Settecentocinquanta miliardi di cui 360 a fondo perduto e 390 come finanziamento all’Italia, il paese più colpito dalla pandemia, sono stati attribuiti fondi pari al 28%. Nelle ventotto pagine dell’accordo ci troviamo molte cose, condivisibili e non, ed emergono le differenze dei paesi frugali nei confronti di quelli del sud, i primi hanno ottenuto, per rimuovere le differenze, trentasette miliardi in meno di versamenti al bilancio comunitario che impatteranno sulla riduzione degli investimenti per i capitoli della ricerca e della lotta ai cambiamenti climatici e più la possibilità di continuare nel damping fiscale.
L’Italia già nel dicembre del 2019 era in recessione e la pandemia del febbraio del 2020 ha messo il paese in gravissime difficoltà, non voglio citare i miei scritti di aprile scorso, ma richiamo i dati resi pubblici dal Governatore della Banca d’Italia nel maggio scorso.
A quanto detto dal Governatore dobbiamo, purtroppo, riportare che alla fine di maggio, delle seicentocinquantamila aziende richiedenti finanziamenti garantiti dallo Stato al novanta per cento, solo il 24,1% è riuscito ad ottenerli con restituzione ai sei anni; 89 mila lavoratori sono in Cig e non hanno ancora ricevuto 370 mila assegni; il 38% delle imprese italiane è a rischio chiusura in autunno, che significherebbe altre tre milioni di disoccupati; il turismo, uno dei settori che contribuisce in modo importante al Pil, è bloccato. L’accordo raggiunto a Bruxelles è positivo e lascia sperare che i ventisette paesi riescano a trovare in futuro una maggiore integrazione e maggiore fiducia reciproca, così soltanto si potrà costruire l’Europa che i Repubblicani auspicano.

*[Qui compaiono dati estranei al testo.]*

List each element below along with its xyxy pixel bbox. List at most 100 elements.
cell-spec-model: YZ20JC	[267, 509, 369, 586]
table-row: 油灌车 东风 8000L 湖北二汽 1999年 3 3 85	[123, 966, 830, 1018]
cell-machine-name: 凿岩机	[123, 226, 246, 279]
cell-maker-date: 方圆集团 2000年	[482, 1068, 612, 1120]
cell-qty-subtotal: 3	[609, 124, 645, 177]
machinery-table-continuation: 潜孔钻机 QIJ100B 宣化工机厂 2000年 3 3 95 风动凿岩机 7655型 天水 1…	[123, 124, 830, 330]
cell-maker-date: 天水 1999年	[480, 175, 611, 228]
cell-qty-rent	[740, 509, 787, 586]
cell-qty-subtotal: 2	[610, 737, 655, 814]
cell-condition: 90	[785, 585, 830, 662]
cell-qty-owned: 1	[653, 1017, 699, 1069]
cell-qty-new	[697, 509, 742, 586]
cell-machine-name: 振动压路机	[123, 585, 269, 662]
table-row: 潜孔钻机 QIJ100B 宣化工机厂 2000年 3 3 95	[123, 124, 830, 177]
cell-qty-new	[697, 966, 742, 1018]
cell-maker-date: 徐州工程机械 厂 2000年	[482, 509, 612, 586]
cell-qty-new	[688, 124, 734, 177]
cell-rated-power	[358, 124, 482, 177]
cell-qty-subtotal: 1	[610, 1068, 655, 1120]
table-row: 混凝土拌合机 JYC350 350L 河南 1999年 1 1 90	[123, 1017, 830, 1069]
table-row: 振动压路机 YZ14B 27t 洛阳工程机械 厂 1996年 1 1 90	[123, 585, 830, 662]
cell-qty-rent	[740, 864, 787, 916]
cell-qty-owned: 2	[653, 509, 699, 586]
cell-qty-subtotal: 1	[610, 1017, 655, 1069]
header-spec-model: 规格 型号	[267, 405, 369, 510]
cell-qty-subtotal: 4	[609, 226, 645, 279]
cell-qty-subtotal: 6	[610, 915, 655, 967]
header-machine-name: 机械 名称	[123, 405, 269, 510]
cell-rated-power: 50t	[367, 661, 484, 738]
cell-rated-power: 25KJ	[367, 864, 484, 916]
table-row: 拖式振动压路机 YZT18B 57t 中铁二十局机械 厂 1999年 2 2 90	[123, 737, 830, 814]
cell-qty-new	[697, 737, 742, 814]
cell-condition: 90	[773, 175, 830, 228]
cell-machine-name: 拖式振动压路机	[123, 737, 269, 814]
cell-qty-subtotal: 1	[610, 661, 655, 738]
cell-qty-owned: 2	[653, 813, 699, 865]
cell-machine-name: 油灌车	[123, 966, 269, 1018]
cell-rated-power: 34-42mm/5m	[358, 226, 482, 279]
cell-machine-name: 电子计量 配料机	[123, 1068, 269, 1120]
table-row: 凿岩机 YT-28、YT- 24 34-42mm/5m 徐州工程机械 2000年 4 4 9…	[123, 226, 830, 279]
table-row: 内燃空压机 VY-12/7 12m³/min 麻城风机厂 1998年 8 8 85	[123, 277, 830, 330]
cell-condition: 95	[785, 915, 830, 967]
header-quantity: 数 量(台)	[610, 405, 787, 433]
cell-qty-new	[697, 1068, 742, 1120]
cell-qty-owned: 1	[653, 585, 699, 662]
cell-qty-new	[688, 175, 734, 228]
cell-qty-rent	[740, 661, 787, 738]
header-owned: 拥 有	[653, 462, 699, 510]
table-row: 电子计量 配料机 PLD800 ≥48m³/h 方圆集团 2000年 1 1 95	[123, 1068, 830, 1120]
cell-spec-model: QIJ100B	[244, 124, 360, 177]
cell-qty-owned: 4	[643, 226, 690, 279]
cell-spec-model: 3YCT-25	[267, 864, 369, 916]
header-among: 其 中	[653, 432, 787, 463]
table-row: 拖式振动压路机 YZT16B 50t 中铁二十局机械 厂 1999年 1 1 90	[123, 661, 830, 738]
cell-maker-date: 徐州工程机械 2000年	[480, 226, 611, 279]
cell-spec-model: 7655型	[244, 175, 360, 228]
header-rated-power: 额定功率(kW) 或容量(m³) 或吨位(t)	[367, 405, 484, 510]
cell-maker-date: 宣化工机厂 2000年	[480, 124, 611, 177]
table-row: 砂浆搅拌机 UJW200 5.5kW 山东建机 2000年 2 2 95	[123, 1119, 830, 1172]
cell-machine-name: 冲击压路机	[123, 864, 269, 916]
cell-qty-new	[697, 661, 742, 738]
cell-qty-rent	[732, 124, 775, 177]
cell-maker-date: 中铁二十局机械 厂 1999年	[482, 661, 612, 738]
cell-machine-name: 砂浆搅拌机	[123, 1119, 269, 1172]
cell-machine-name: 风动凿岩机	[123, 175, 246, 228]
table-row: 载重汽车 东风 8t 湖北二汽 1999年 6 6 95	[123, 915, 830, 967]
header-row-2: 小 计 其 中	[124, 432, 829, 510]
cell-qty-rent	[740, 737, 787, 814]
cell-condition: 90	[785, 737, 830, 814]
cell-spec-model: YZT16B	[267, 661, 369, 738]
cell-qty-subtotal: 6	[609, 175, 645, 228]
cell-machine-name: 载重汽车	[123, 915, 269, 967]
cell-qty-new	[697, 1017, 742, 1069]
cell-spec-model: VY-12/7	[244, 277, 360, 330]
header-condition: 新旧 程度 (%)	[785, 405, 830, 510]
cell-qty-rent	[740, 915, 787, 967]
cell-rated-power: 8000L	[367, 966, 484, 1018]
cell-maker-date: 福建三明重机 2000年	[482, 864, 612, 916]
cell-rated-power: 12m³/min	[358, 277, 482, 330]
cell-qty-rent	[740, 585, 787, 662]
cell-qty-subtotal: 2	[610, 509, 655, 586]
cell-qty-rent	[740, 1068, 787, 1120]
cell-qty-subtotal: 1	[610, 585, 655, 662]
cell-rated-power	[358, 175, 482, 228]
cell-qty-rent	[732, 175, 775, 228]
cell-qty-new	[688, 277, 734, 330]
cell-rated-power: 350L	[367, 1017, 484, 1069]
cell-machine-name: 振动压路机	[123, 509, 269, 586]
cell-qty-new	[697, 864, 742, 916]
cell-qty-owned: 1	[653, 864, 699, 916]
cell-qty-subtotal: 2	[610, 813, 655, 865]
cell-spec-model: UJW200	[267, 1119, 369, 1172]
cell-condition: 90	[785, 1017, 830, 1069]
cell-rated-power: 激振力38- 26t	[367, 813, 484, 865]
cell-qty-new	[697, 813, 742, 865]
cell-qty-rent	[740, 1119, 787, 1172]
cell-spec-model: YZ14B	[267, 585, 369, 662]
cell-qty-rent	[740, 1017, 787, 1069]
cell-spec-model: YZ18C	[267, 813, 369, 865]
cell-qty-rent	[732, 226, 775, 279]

Le nuvole su tutta l’Europa, con i provvedimenti presi, tendono a diradarsi e nel cielo si intravedono le stelle, che fanno luce ed indicano agli esperti naviganti la rotta per andare nel porto desiderato.
Questo esecutivo sino ad oggi non ha dimostrato di sviluppare una azione di governo conforme alle necessità del Paese.
Il settanta percento dei contributi europei dovremo spenderli entro due anni ed interessano, oltre i settori indicati, infrastrutture, economia verde e circolare, digitalizzazione della pubblica amministrazione e delle imprese private, scuola, sanità, industria innovativa, anche le riforme che razionalizzino e riducano la spesa pubblica improduttiva (riforma istituzionale, regioni, comuni, sburocratizzazione), insomma, un robusto programma “Italia 2030”.
I giornali di questa mattina evidenziano che già si litiga nella maggioranza per chi deve avere la cabina di regia, brutto presagio per gli italiani!
Noi riteniamo che, in questo momento si debba avere una maggioranza più ampia possibile, allargata a chi vuol contribuire positivamente alle sorti future del nostro paese e che, a guidarla ci sia un nocchiere che ha dimostrato di saper navigare in acque tempestose».